C’est un travail sur l’idée de kitsch, de ridicule ?
Ben LeChapus : « Carrément. La kitscherie fait vraiment partie de l’esthétique de l’époque. »
Vous travaillez également dans des écoles et des collèges…
Ben LeChapus : « Je fais pas mal d’ateliers d’une discipline que j’ai découverte, qui s’appelle la « lutherie sauvage ». J’ai acheté pendant le confinement le livre de Max Vandervorst, le pape de cette esthétique. Depuis le confinement, j’ai l’impression que les budgets de l’action culturelle augmentent. J’ai notamment eu des propositions du VIP, la scène de musiques actuelles de Saint-Nazaire, qui m’a demandé de donner des ateliers. Je ne l’avais jamais fait et j’y prends énormément de plaisir. On fait des cocaphones, des flûtes aquatiques, des rhombes aborigènes en plastique… »
Comment réagissent les enfants après avoir produit de la musique avec des déchets ?
Ben LeChapus : « Si tu arrives avec un discours moralisateur, bien-pensant, sur les déchets, ils n’accrochent pas… Ma démarche est plus punk et je reçois un super accueil chez les enfants.
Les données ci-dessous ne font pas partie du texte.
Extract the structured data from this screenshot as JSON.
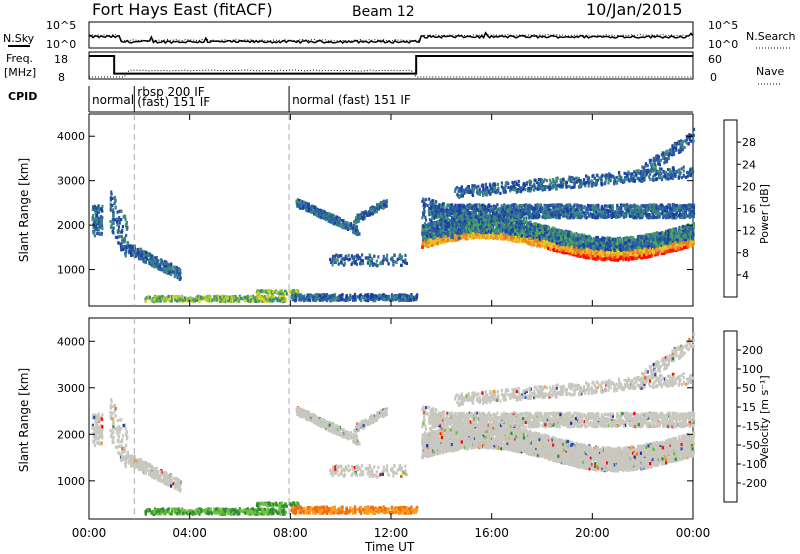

Evidemment, ils sont au courant de tout. Même les plus petits, en moyennes ou en grandes sections de maternelle, savent que le plastique est nuisible. Le truc, c’est de se réapproprier cet univers-là, un univers culpabilisant, un univers qui appartient aux puissants, aux grandes marques… Ma proposition poétique, c’est de récupérer cet imaginaire collectif. On fait de la musique avec des bouteilles de Coca, on fait des boucles d’oreilles avec des phares de voiture pétés… On réinvente cette matière, on lui redonne de la magie ».